Résumé#
Cette résolution du Sénat désigne juillet 2026 comme « Mois de l'action contre la pollution plastique ». Elle déclare que la pollution plastique constitue un danger pour la santé humaine et l'environnement et encourage les gens à prendre des mesures pour réduire la pollution plastique en juillet 2026 et tout au long de l'année. La résolution énumère des statistiques et des faits concernant la production de plastique, les déchets, le recyclage et les nuisances.
- Changement principal : Le Sénat désigne officiellement juillet 2026 comme un mois d'action contre la pollution plastique et encourage les individus à participer.
- Reconnaissance : Elle affirme que la pollution plastique menace la santé humaine et l'environnement.
- Encouragement : Elle demande aux individus de réduire leur utilisation de plastique, de ramasser les déchets, de réutiliser et de recycler davantage.
- Faits inclus dans le texte : production mondiale annuelle de plastique (environ 450 millions de tonnes), faibles taux de recyclage aux États-Unis (notés comme étant inférieurs à 10 % au total et 4 % recyclés en 2022 selon une étude), les plastiques à usage unique représentant au moins 40 % de la production, et de grandes quantités de plastique entrant dans les océans.
- Contexte noté : références aux efforts existants comme « Juillet sans plastique » et le Nettoyage international des côtes.
Ce que cela signifie pour vous#
- Grand public : Il s'agit principalement d'une déclaration de sensibilisation du public. Cela pourrait conduire à plus de publicité locale et nationale, d'événements ou de nettoyages bénévoles en juillet 2026.
- Individus qui font du bénévolat ou organisent des événements : Les groupes environnementaux, les écoles et les groupes communautaires peuvent utiliser la désignation du mois pour planifier des nettoyages, des campagnes d'éducation ou des collectes de réutilisation.
- Entreprises : La résolution n'exige pas des entreprises qu'elles changent leurs pratiques. Certaines entreprises pourraient organiser des promotions ou participer à des efforts de sensibilisation, mais cela serait volontaire.
- Gouvernements locaux et municipalités : Le texte encourage l'action mais n'impose aucune nouvelle obligation légale aux gouvernements locaux. Les villes ou les municipalités pourraient choisir de promouvoir ou de soutenir des événements locaux.
- Agences fédérales : La résolution encourage les gens à agir mais ne demande pas aux agences fédérales d'adopter de nouvelles règles ou de nouveaux financements.
- Chercheurs et éducateurs : La résolution met en avant des données et pourrait être utilisée pour soutenir des actions de sensibilisation, d'enseignement ou de recherche sur les plastiques et la santé.
Ce qui n'est pas clair : La résolution ne précise aucun programme, délai, financement ou mesures pour suivre les résultats.
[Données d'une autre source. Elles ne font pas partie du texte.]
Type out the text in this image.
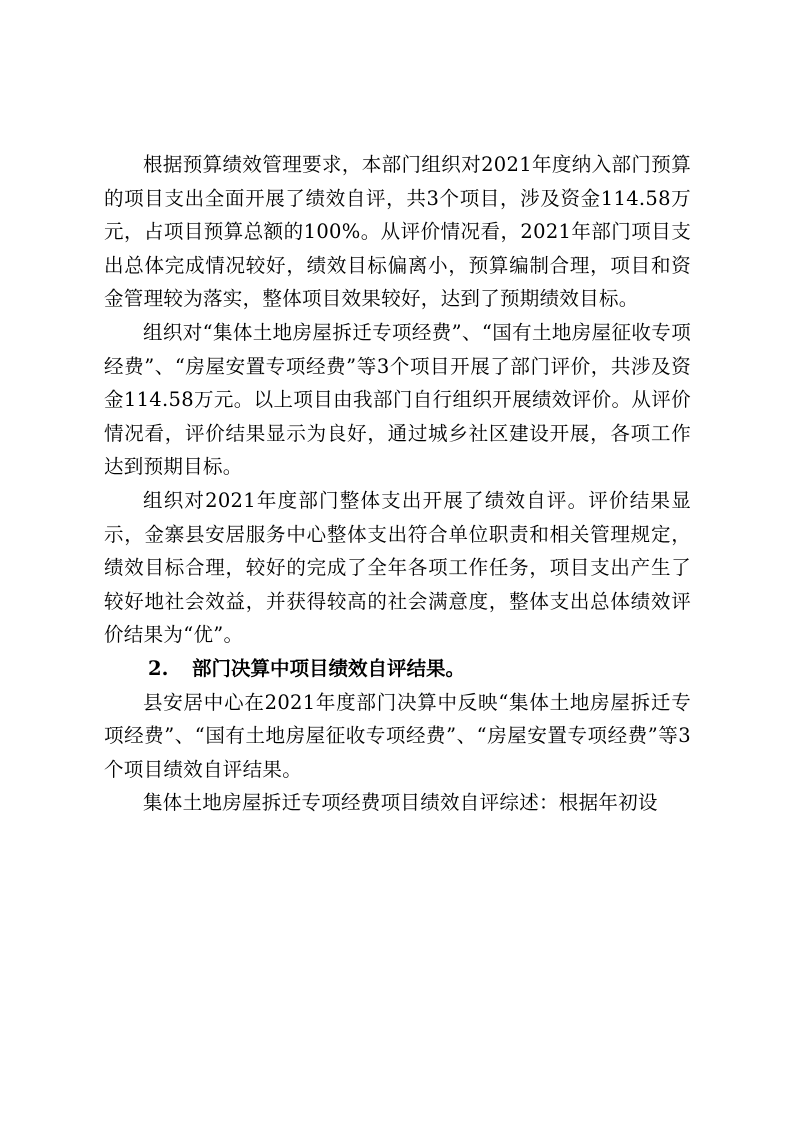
根据预算绩效管理要求，本部门组织对2021年度纳入部门预算的项目支出全面开展了绩效自评，共3个项目，涉及资金114.58万元，占项目预算总额的100%。从评价情况看，2021年部门项目支出总体完成情况较好，绩效目标偏离小，预算编制合理，项目和资金管理较为落实，整体项目效果较好，达到了预期绩效目标。

组织对“集体土地房屋拆迁专项经费”、“国有土地房屋征收专项经费”、“房屋安置专项经费”等3个项目开展了部门评价，共涉及资金114.58万元。以上项目由我部门自行组织开展绩效评价。从评价情况看，评价结果显示为良好，通过城乡社区建设开展，各项工作达到预期目标。

组织对2021年度部门整体支出开展了绩效自评。评价结果显示，金寨县安居服务中心整体支出符合单位职责和相关管理规定，绩效目标合理，较好的完成了全年各项工作任务，项目支出产生了较好地社会效益，并获得较高的社会满意度，整体支出总体绩效评价结果为“优”。

2. 部门决算中项目绩效自评结果。

县安居中心在2021年度部门决算中反映“集体土地房屋拆迁专项经费”、“国有土地房屋征收专项经费”、“房屋安置专项经费”等3个项目绩效自评结果。

集体土地房屋拆迁专项经费项目绩效自评综述：根据年初设
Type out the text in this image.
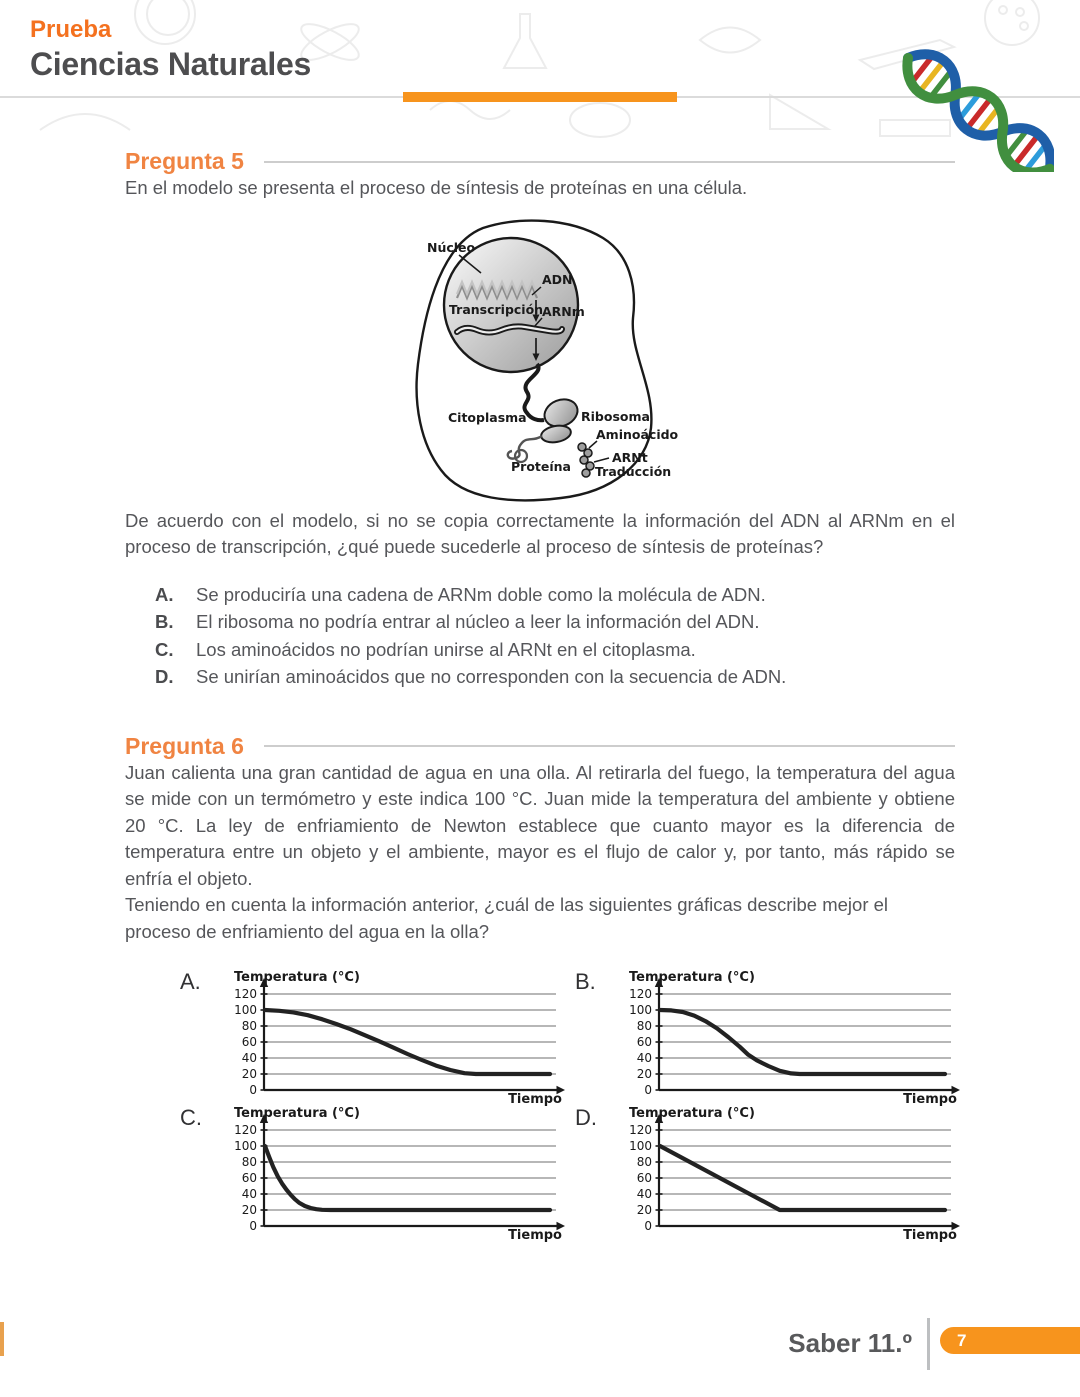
Prueba
Ciencias Naturales
Pregunta 5

En el modelo se presenta el proceso de síntesis de proteínas en una célula.

Núcleo
ADN
Transcripción
ARNm
Citoplasma	Ribosoma
Aminoácido
Proteína
ARNt
Traducción

De acuerdo con el modelo, si no se copia correctamente la información del ADN al ARNm en el proceso de transcripción, ¿qué puede sucederle al proceso de síntesis de proteínas?

A.	Se produciría una cadena de ARNm doble como la molécula de ADN.
B.	El ribosoma no podría entrar al núcleo a leer la información del ADN.
C.	Los aminoácidos no podrían unirse al ARNt en el citoplasma.
D.	Se unirían aminoácidos que no corresponden con la secuencia de ADN.
Pregunta 6

Juan calienta una gran cantidad de agua en una olla. Al retirarla del fuego, la temperatura del agua se mide con un termómetro y este indica 100 °C. Juan mide la temperatura del ambiente y obtiene 20 °C. La ley de enfriamiento de Newton establece que cuanto mayor es la diferencia de temperatura entre un objeto y el ambiente, mayor es el flujo de calor y, por tanto, más rápido se enfría el objeto.

Teniendo en cuenta la información anterior, ¿cuál de las siguientes gráficas describe mejor el proceso de enfriamiento del agua en la olla?

A.
0
20
40
60
80
100
120
Temperatura (°C)
Tiempo
B.
0
20
40
60
80
100
120
Temperatura (°C)
Tiempo
C.
0
20
40
60
80
100
120
Temperatura (°C)
Tiempo
D.
0
20
40
60
80
100
120
Temperatura (°C)
Tiempo
Saber 11.º	7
Elle ne nomme aucun rôle fédéral ou étapes requises pour suivre l'encouragement.
Dépenses#
Aucune information disponible publiquement.
- Le texte de la résolution n'inclut ni n'autorise de dépenses, de nouveaux programmes ou de nouveaux frais.
- La résolution n'inclut pas de note fiscale ni d'estimation budgétaire.
- Tous les coûts proviendraient d'actions volontaires de groupes ou de programmes séparés qui choisissent d'organiser des événements ou des campagnes ; ces coûts ne sont pas spécifiés ici.
Point de vue des partisans#
- Le projet de loi semble destiné à sensibiliser le public à l'ampleur et aux dangers de la pollution plastique.
- Les partisans peuvent faire valoir qu'un mois dédié peut encourager les individus et les communautés à réduire leur utilisation de plastique, à participer à des nettoyages et à créer un élan pour des changements à long terme.
- Mettre en avant des données et des préoccupations sanitaires pourrait motiver davantage de personnes à adopter des articles réutilisables, à améliorer leur comportement de recyclage ou à soutenir d'autres efforts anti-pollution.
- La résolution se connecte à des mouvements existants (par exemple, Juillet sans plastique et le Nettoyage international des côtes), ce qui pourrait amplifier la participation bénévole.
Point de vue des opposants#
- Une préoccupation est que la résolution est largement symbolique et ne crée pas de lois, de financements ou de nouveaux programmes pour réduire la pollution plastique.
- La résolution n'explique pas comment les progrès seraient mesurés ou qui suivrait les résultats des actions encouragées.
- Il n'est pas clair si ou comment les agences fédérales ou le Congrès suivraient avec des changements de politique, des réglementations ou des dépenses.
- Compter sur des actions volontaires et des campagnes de sensibilisation peut ne pas aborder les plus grandes sources de pollution plastique sans politique ou investissement complémentaire.